La Commission des affaires a présenté le projet de règlement relatif à la nomination du procureur général et du procureur général du Kosovo, qui est considéré comme une approche différente de celle adoptée à d'autres moments. Le Conseil du Procureur a examiné les recommandations des participants à cette réunion, où l'une des recommandations était que si le candidat a tenté d'exercer [...]
La Commission des affaires a présenté le projet de règlement relatif à la nomination du procureur général et du procureur général du Kosovo, qui est considéré comme une approche différente de celle adoptée à d'autres moments.
Le Conseil du Procureur a examiné les recommandations des participants qui étaient présents à cette réunion, dans lesquelles l'une des recommandations était que si le candidat a tenté d'exercer une influence dans le processus de sélection du ou des procureurs en chef soient exclus du processus.
Le Président du Conseil des procureurs, Bahri Hyseni, a déclaré que ce règlement revêtait une importance toute particulière, en raison de la définition de critères et de procédures qui permettraient au KKP de fournir un processus objectif, transparent, indiscret et inclusif fondé sur la méritocratie.
“Nous voulons accroître la transparence et la compétitivité à un niveau plus large. Et nous remercions également la Commission de la législation parlementaire pour le droit d'appliquer toutes les personnes concernées qui respectent les conditions. L'indépendance s'inscrit également dans l'engagement du Conseil des procureurs du Kosovo, qui assumera la charge de nommer les procureurs principaux et les procureurs. En particulier, nous avons cherché des actes dont ils vont devoir choisir avec méritocratie la personne qui sera élue. Nous estimons que l'une des valeurs qui permettra de sélectionner le candidat”, a-t-il dit.

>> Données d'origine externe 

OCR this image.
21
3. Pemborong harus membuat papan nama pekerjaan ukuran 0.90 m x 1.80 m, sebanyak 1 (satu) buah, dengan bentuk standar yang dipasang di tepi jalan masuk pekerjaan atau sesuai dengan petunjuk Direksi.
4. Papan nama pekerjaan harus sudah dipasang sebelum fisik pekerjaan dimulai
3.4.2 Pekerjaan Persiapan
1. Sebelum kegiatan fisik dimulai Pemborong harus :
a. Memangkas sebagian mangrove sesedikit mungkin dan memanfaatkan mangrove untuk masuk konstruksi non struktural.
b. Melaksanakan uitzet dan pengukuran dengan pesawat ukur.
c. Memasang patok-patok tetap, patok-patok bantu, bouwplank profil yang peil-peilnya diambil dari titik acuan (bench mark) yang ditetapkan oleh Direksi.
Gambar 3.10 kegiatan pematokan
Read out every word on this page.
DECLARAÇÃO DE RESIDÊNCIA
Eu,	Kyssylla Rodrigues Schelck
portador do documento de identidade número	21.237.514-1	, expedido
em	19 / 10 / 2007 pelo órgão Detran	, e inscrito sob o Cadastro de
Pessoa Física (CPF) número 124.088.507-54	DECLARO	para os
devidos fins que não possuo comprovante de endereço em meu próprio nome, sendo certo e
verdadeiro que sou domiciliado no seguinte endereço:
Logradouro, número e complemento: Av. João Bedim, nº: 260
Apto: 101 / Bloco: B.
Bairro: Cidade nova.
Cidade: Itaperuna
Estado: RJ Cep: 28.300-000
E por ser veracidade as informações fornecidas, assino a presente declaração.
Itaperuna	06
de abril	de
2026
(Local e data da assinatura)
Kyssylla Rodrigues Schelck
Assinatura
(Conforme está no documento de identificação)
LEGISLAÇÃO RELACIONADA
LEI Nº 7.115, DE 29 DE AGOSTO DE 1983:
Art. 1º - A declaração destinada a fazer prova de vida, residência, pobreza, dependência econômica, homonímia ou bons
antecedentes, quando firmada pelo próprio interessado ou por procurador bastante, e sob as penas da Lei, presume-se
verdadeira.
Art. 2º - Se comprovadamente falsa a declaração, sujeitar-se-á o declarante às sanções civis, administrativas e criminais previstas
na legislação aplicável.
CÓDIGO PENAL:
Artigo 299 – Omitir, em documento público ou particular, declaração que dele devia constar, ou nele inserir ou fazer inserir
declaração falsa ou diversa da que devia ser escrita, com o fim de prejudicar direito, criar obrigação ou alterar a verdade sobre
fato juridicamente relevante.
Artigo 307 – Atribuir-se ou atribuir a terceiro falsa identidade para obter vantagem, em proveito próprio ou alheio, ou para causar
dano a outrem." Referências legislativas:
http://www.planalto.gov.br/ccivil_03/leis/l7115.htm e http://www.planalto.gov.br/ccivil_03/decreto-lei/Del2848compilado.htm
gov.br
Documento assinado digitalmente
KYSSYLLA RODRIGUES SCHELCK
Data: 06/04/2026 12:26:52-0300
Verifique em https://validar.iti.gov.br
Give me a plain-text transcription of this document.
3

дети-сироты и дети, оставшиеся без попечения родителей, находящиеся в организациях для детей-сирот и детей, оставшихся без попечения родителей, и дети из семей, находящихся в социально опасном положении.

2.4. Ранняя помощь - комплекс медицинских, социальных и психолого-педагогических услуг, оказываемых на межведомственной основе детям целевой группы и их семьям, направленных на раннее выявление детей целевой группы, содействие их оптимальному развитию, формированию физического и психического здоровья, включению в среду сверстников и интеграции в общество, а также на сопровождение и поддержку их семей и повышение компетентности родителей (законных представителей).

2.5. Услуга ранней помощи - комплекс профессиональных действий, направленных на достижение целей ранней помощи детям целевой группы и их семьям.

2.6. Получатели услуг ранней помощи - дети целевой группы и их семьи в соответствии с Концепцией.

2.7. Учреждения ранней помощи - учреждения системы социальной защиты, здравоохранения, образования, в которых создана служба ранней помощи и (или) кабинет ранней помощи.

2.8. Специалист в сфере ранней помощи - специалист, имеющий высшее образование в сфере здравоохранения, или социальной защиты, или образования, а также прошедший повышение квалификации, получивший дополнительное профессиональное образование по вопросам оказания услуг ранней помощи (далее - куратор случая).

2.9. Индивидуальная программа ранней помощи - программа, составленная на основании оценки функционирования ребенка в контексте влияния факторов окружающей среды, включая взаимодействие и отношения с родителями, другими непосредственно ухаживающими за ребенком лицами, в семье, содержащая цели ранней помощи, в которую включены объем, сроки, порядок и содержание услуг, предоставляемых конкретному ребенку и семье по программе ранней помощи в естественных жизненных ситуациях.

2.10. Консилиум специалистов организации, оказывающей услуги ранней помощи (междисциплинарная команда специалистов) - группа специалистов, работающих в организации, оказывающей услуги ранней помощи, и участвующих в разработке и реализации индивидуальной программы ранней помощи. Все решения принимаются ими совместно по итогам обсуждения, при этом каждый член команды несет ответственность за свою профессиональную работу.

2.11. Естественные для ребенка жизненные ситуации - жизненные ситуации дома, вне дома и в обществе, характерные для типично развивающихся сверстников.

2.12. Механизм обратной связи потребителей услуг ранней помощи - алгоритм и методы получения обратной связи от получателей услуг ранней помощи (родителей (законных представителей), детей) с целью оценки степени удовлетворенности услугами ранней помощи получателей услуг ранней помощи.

Le président de la Commission des affaires standard, Zejrullah Gashi, a déclaré avoir réussi à élaborer un règlement qui est dans le meilleur du système de poursuites en général.
Betim Musliu de l'Institut pour la Justice a déclaré que la réunion d'aujourd'hui est une nouvelle approche, qui est demandée par l'IKD.
Ehat Miftari a déclaré le paragraphe 5 de l'article 3, qui dit que le demandeur ne doit pas avoir prononcé de masse disciplinaire au cours des cinq dernières années.
Il a également présenté quelques changements techniques afin que certains mots de la mère puissent être entièrement changés ou supprimés, principalement pour ce qu'il dit sont inutiles.